When we use neural network we use convolutional layers+pooling layers and maybe batch normalisation layers. after these layers we flatten it and then put the classifier layers which are basically the dense layers. So if we want to do face verification, we only need the conv+pooling+batch norm layers which will extract the features of tensor shape (1,128) in case of facenet or (1, 2048) in case of VGGFace for example. We do not need the flatten and dense layers for verification because we are not classifying. So embeddings are these features that were extracted from the architecture without the flatten and dense layers. Is there a way to get these in Deepstream?
Do you mean you want to analyse raw tensor outputs from conv+pooling+bn in your own ways (non conventional processing that is different from flatten+fully_connected+softmax)?
Yes that is correct. Since I only need to verify if the person in front of the camera is the person we are looking for, I do not need a classifier. Just the raw tensor outputs like you mentioned.
I think you have to implement your own parse function to handle network outputs.
You can find this piece of code (this piece of code is from DeepStream 5.0, but I think DeepStream 4.0 should be similar)
/* Call custom parsing function if specified otherwise use the one
* written along with this implementation. */
if (m_CustomClassifierParseFunc)
{
if (!m_CustomClassifierParseFunc(outputLayers, m_NetworkInfo,
m_ClassifierThreshold, attributes, attrString))
{
printError("Failed to parse classification attributes using "
"custom parse function");
return NVDSINFER_CUSTOM_LIB_FAILED;
}
}
else
{
if (!parseAttributesFromSoftmaxLayers(outputLayers, m_NetworkInfo,
m_ClassifierThreshold, attributes, attrString))
{
printError("Failed to parse bboxes");
return NVDSINFER_OUTPUT_PARSING_FAILED;
}
}
This piece of code indicates that you can implement a customized classifier parse function of your own.
And then you have to add following configurations to [property] like this so that DeepStream will call your customized parse function:
Okay. I got the idea behind how to do it. Just have to do it now. Thank you so much. I have shifted to Deepstream 5.0 now. But I still need to do this. Thank you again.

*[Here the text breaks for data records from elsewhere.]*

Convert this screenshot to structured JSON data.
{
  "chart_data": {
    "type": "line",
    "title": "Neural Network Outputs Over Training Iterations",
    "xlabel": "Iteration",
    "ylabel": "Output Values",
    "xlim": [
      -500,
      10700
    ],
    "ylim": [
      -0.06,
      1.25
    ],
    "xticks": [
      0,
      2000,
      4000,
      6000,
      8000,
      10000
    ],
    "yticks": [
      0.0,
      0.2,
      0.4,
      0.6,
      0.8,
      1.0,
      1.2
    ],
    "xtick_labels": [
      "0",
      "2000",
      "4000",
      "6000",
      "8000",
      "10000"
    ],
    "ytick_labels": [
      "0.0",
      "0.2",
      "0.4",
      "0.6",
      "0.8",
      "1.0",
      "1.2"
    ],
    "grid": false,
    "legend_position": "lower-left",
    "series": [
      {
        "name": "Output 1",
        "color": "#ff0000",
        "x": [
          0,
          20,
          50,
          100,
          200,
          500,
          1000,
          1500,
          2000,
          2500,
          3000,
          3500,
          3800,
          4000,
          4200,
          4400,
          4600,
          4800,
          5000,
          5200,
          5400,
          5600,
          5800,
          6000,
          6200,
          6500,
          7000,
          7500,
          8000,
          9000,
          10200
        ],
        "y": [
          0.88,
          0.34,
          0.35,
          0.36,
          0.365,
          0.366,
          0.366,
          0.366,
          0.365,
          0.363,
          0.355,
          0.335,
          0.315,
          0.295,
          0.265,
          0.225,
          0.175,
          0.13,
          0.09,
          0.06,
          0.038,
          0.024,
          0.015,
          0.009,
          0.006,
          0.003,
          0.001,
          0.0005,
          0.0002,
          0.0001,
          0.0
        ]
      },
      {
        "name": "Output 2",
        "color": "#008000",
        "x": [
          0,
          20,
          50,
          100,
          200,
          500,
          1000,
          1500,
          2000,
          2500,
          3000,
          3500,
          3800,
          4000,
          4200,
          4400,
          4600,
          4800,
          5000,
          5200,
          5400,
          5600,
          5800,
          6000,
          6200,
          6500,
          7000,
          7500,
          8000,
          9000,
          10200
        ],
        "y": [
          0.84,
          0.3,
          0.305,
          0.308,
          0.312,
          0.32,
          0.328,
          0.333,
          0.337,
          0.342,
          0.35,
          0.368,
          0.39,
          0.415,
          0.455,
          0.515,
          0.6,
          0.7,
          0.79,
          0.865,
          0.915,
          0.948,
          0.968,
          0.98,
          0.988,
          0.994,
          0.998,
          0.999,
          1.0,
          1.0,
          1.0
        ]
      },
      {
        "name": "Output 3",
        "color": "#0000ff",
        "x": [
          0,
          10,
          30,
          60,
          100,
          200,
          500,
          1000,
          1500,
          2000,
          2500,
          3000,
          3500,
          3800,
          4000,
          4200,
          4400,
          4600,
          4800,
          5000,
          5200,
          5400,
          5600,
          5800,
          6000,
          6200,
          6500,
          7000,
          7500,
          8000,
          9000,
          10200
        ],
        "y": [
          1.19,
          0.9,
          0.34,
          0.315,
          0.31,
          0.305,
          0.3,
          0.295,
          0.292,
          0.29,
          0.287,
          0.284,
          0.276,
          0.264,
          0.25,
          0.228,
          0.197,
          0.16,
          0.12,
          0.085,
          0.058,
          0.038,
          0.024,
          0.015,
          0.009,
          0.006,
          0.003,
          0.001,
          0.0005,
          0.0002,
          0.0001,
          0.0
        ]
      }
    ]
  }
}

@preronamajumder were you able to figure this out or implement it? I have very similar use case to yours. It would be great to know how this was achieved.
I did write a parser function but I was unable to compile it successfully. I was getting Unidentified symbol with Cudastream while creating shared library. So I gave up on this. But there is a Git Repo for facenet implementation. Only issue with that is that it does not give same values as the actual facenet by David Sandberg. Probably related to preprocessing.